In fighting to win selection, Nigel focused on the key issues of Green Belt development and stopping the expansion of Luton Airport.
“The whole story of building on the Green Belt, it’s not just happening now, this has been going on my entire lifetime from when I was here and going to school. There are huge swathes of the countryside that are just not what they were, you know, even the bits that aren’t built on; there’s so much pressure on the countryside, it’s a shadow of its former self in many places.
“The point of departure for me is that we have to protect the Green Belt. Of course our children have the right to grow up here like we did, but that shouldn’t be at the expense of the Green Belt. I’ve just seen too much of it go in my lifetime.
“I want to see an Area of Outstanding Natural Beauty status for the countryside around Redbourn, Wheathampstead and Harpenden. It’s not a panacea, it doesn’t solve all your problems, but it’s a really good start. And there should be cross-party consensus on that.
“On the house building, I read the [draft Local Plan] Section 18 consultation as I was eating a plate of pasta, and I almost choked! They’re just filling in all the countryside around Redbourn to the M1. There’s already been so much building in Redbourn since I grew up.
“So, you know, I feel really, really, really strongly against this. Now, not to play party politics with it, but, you know, there is a party involved. It is a Lib Dem administration.
“You have to take responsibility if you’re in [local] government. These are people’s lives, their gardens, the countryside around their houses. You can’t frighten people with these ideas just because you’re playing politics with it. You’ve got to be responsible about it and you’ve got to be transparent.
“They just need to show a bit of courage and the point of default should be that we need to protect our countryside and then work from there. And there should be cross-party support for that.”
He says the growth of Luton Airport to a proposed 34m passengers per annum fills him with horror.

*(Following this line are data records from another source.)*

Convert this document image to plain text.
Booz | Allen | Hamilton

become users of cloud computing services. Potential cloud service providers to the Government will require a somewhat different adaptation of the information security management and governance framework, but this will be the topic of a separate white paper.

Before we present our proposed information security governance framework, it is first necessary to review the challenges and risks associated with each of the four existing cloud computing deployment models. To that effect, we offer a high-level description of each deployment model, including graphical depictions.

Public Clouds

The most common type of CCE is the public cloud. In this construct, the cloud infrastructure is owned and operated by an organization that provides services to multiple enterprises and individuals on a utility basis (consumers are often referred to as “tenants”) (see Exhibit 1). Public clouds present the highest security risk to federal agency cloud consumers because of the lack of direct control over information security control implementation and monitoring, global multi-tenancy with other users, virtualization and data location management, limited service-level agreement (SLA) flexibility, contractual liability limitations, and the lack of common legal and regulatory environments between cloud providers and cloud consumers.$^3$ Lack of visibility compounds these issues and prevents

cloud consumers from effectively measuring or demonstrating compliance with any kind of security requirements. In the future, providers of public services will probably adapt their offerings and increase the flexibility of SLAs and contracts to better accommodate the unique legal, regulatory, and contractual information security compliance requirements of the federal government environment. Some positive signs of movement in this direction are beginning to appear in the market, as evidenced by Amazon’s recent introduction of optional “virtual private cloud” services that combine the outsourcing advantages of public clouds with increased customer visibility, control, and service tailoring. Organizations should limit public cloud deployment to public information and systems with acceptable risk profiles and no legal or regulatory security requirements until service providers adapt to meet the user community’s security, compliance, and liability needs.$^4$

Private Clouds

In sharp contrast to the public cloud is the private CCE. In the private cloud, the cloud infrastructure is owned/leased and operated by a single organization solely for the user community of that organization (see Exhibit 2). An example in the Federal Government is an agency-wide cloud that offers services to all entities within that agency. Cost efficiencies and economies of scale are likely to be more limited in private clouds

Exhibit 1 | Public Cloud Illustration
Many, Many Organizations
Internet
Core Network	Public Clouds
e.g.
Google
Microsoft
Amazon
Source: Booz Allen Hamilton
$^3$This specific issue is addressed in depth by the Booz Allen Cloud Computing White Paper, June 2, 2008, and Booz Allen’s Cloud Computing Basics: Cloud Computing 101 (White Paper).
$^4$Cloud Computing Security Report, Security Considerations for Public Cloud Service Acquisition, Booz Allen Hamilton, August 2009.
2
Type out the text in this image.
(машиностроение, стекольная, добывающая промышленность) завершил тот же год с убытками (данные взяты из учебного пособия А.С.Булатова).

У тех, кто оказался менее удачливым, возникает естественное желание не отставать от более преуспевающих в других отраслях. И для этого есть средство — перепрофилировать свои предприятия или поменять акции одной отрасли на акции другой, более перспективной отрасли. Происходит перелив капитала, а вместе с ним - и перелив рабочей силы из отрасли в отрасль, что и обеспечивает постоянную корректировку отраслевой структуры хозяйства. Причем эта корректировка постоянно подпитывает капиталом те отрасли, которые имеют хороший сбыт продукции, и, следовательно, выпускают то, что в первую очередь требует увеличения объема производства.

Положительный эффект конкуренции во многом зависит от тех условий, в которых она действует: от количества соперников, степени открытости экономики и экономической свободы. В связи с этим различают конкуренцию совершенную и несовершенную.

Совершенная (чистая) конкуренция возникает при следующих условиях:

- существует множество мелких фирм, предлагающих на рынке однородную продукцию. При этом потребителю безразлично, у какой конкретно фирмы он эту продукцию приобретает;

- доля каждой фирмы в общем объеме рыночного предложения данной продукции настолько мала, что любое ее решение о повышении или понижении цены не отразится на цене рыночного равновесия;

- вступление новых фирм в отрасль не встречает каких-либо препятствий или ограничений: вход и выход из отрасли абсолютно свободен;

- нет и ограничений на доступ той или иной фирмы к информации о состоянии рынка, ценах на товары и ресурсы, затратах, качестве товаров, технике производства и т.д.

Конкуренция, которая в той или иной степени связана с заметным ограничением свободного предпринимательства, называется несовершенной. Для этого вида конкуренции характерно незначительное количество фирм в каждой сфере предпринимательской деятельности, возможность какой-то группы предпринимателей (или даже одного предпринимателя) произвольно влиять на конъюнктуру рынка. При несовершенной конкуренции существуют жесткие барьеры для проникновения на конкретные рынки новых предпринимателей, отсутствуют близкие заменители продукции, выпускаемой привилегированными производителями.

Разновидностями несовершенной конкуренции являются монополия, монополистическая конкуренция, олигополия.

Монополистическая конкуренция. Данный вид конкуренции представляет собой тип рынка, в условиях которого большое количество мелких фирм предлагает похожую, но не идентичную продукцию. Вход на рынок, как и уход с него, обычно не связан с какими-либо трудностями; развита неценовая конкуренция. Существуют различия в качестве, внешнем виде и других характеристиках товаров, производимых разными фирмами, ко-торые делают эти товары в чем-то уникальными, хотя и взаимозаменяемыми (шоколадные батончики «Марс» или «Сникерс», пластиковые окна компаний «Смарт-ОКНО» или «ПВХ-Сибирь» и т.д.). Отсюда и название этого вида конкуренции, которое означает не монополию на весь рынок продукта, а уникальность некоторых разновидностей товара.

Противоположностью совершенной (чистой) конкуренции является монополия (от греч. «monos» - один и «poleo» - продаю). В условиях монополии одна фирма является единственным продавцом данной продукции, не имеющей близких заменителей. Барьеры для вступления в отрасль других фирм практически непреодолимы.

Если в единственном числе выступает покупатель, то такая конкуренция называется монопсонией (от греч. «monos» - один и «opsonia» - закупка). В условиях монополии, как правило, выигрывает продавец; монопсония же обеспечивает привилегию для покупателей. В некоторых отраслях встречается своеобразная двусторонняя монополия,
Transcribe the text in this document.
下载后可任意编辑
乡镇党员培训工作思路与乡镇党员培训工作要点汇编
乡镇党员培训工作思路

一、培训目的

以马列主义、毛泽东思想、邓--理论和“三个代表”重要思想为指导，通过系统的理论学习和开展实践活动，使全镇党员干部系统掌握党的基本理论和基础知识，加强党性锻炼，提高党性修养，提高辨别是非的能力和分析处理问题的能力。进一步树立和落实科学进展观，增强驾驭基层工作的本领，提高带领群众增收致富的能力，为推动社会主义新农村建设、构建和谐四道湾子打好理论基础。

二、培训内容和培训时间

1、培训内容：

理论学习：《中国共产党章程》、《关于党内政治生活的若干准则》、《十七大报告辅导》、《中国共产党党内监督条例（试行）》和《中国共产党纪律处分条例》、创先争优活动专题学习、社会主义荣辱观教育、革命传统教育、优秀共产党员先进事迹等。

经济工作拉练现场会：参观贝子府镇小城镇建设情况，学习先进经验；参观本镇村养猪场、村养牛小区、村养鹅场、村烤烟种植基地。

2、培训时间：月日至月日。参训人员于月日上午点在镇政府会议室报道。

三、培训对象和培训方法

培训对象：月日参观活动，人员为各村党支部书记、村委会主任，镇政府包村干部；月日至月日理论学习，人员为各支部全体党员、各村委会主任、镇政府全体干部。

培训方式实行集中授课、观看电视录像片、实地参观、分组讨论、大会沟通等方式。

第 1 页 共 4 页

“I’m against the expansion of Luton Airport – what I don’t want to see are little increments legitimising further expansions. So from 18 to 19 million, it might not seem a lot, but the way these things work…
“We don’t want the equivalent of Gatwick Airport on our doorsteps, thank you very much. I remember when I was growing up in Flamstead there was already a lot of air traffic and my parents used to complain about it. But that was the days before EasyJet and Ryanair and now you just see the planes all the time.”
Although Berkhamsted – as a part of Dacorum – voted narrowly to leave the European Union in 2016, Harpenden most assuredly did not. As an outspoken Leave campaigner, could this prove an issue for Nigel’s campaign?
“My story on Brexit, I think, illustrates how difficult and complex this issue is for the country. I started off as a very strong Remainer. I worked for the European Commission. I went to work for Sir Leon Britton and sitting next to me was Nick Clegg.
“What happened to me – and in some ways I was privileged to see this – was that I didn’t like the way Brussels was run. I just thought we could do it better ourselves. There was a lot of waste and a lack of accountability and transparency, and I just thought we could do better.
“So I became a Leaver. But Brexit was a very difficult issue. It divided not just families and communities, I think a lot of people themselves were personally conflicted on it. I mean, you know, it was very complex.
“The second thing is where do we go from here? We are where we are, and we just have to make it work. I think we have to do better in negotiating a workable post-Brexit solution with the European Union so that everybody can get on with their lives in a way that works.”